With my limited familiarity with the area, I found the paper to be easy and enjoyable to read and follow. The authors did a good job of outlining the motivation, existing work, and limitations. The work seems like a strong combination of an interesting theoretical finding, which requires a neat extension of the union bound as explained in Section 3, and an assessment of its empirical impact. The problem addressed -- namely, quantifying the effect of test set overuse -- is very timely, and the result that model similarity provably increases the number of times one can re-use a test set is quite interesting. Given the complex expressions in Theorem 2 and Corollary 4, it would be helpful to either also provide a simplified form (under further assumptions) or analyze the results for some interesting special cases for which the expressions become simpler and dependencies on parameters more apparent.
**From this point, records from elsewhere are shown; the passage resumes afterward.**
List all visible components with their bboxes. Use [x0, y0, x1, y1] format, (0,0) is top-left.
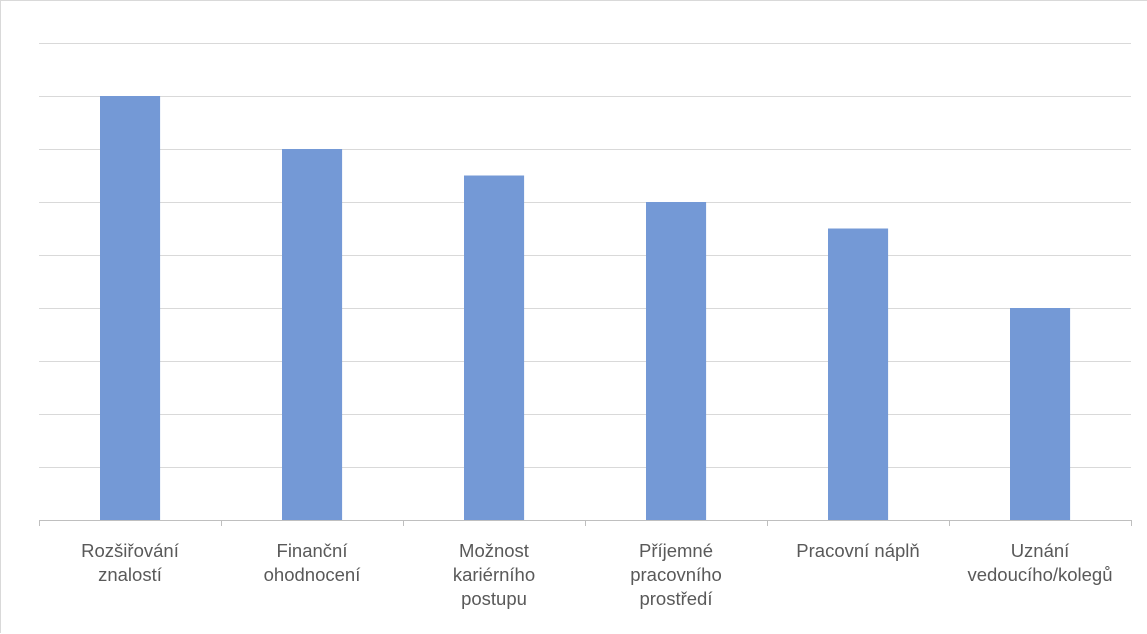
category-label: Možnost kariérního postupu [453, 540, 535, 609]
category-label-line: pracovního [630, 564, 722, 585]
category-label-line: kariérního [453, 564, 535, 585]
category-label: Příjemné pracovního prostředí [630, 540, 722, 609]
x-axis [39, 520, 1132, 526]
category-label-line: postupu [461, 588, 527, 609]
category-labels: Rozšiřování znalostí Finanční ohodnocení Mož… [81, 540, 1112, 609]
bar [464, 175, 525, 520]
category-label-line: Možnost [459, 540, 529, 561]
category-label: Rozšiřování znalostí [81, 540, 180, 585]
category-label: Pracovní náplň [796, 540, 919, 561]
bars [100, 96, 1071, 520]
category-label: Uznání vedoucího/kolegů [967, 540, 1112, 585]
bar [828, 228, 889, 520]
bar [1010, 308, 1071, 520]
category-label-line: Příjemné [639, 540, 713, 561]
bar [282, 149, 343, 520]
bar [646, 202, 707, 520]
category-label-line: Uznání [1011, 540, 1070, 561]
bar [100, 96, 161, 520]
category-label-line: vedoucího/kolegů [967, 564, 1112, 585]
category-label-line: znalostí [98, 564, 163, 585]
category-label-line: prostředí [639, 588, 713, 609]
category-label: Finanční ohodnocení [264, 540, 362, 585]
gridlines [39, 43, 1131, 468]
category-label-line: Finanční [277, 540, 349, 561]
category-label-line: Pracovní náplň [796, 540, 919, 561]
category-label-line: Rozšiřování [81, 540, 180, 561]
category-label-line: ohodnocení [264, 564, 362, 585]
For the adaptive classification case (Section 4), the analysis using (n+1)^{k-1} as the maximum number of queries seems quite conservative. Could you comment on its tightness / usefulness in practice? For corollary 4, it seems the way the parameters (alpha, eps, etc.) are stated may not be the most natural or useful. It is not clear when the corollary provides a useful result. E.g., as stated, eps is a function of alpha, eta is a function of eps and alpha, and N_eta is required to be bounded by a function of alpha. This makes it difficult to assess simple things like whether alpha has a positive or negative effect on the result. Would it help to re-state the result in terms of (only) the largest alpha that satisfies the bound on N_eta? The Naive Bayes assumption that comes towards the end of page 6 is left mysterious till that point in the paper. I would suggest alluding to it (or at least its textual interpretation near line 237) early on in the paper.

Reviewer 2

The writing focuses on mathematical analysis of the case where all model predictions tend to be correlated as well as on empirical analysis of how correlated the model predictions are in practice. The math looks OK, but,it is the straightforward empirical analysis that is most valuable, and it seems to me that all of the theoretical conclusions could be made without theory, simply through simulation instead of work on deriving bounds. Thus, it is hard for me to see value in large parts of the paper.

Reviewer 3

It has been previously suggested that the currently massive reuse of common test data sets can lead to overfitting of machine learning models. This work provides new analysis and support for this observation that the similarity between alternative models, following from shared prior knowledge and modeling choices, can reduce the potential overfitting substantially when compared to the theoretical expectations. The paper demonstrates empirically that predictions provided by alternative models are more similar than what could be expected just based on the prediction accuracy and provide an exact quantification of this effect. The authors use this observation to derive modified confidence interval for predictions that incorporates the similarity information. Application is demonstrated with real data. Quality. The work provides new information on is of good quality; the derivations follow standard style. A weak point is that the discussion is limited to relatively specific data sets / modeling tasks. Earlier work is being appropriately discussed. Clarity. Overall the text is well written and clear to follow. A shortcoming is that the Introduction does not include any references, and existing theoretical results are mentioned without citation (e.g. rows 19-21). Originality. The idea that overfitting is mitigated thourh similarity between models is not novel as such but compared to earlier related approaches that are being cited, this work provides new empirical evidence and theoretical understanding of this phenomenon. Significance. The results are useful for understanding fundamental aspects and limitations of machine learning techniques, and the pragmatically motivated, improved error bounds can be useful in practical applications. The vast applicability across a range of sample sizes, data set types, and modeling tasks remains to be shown, however.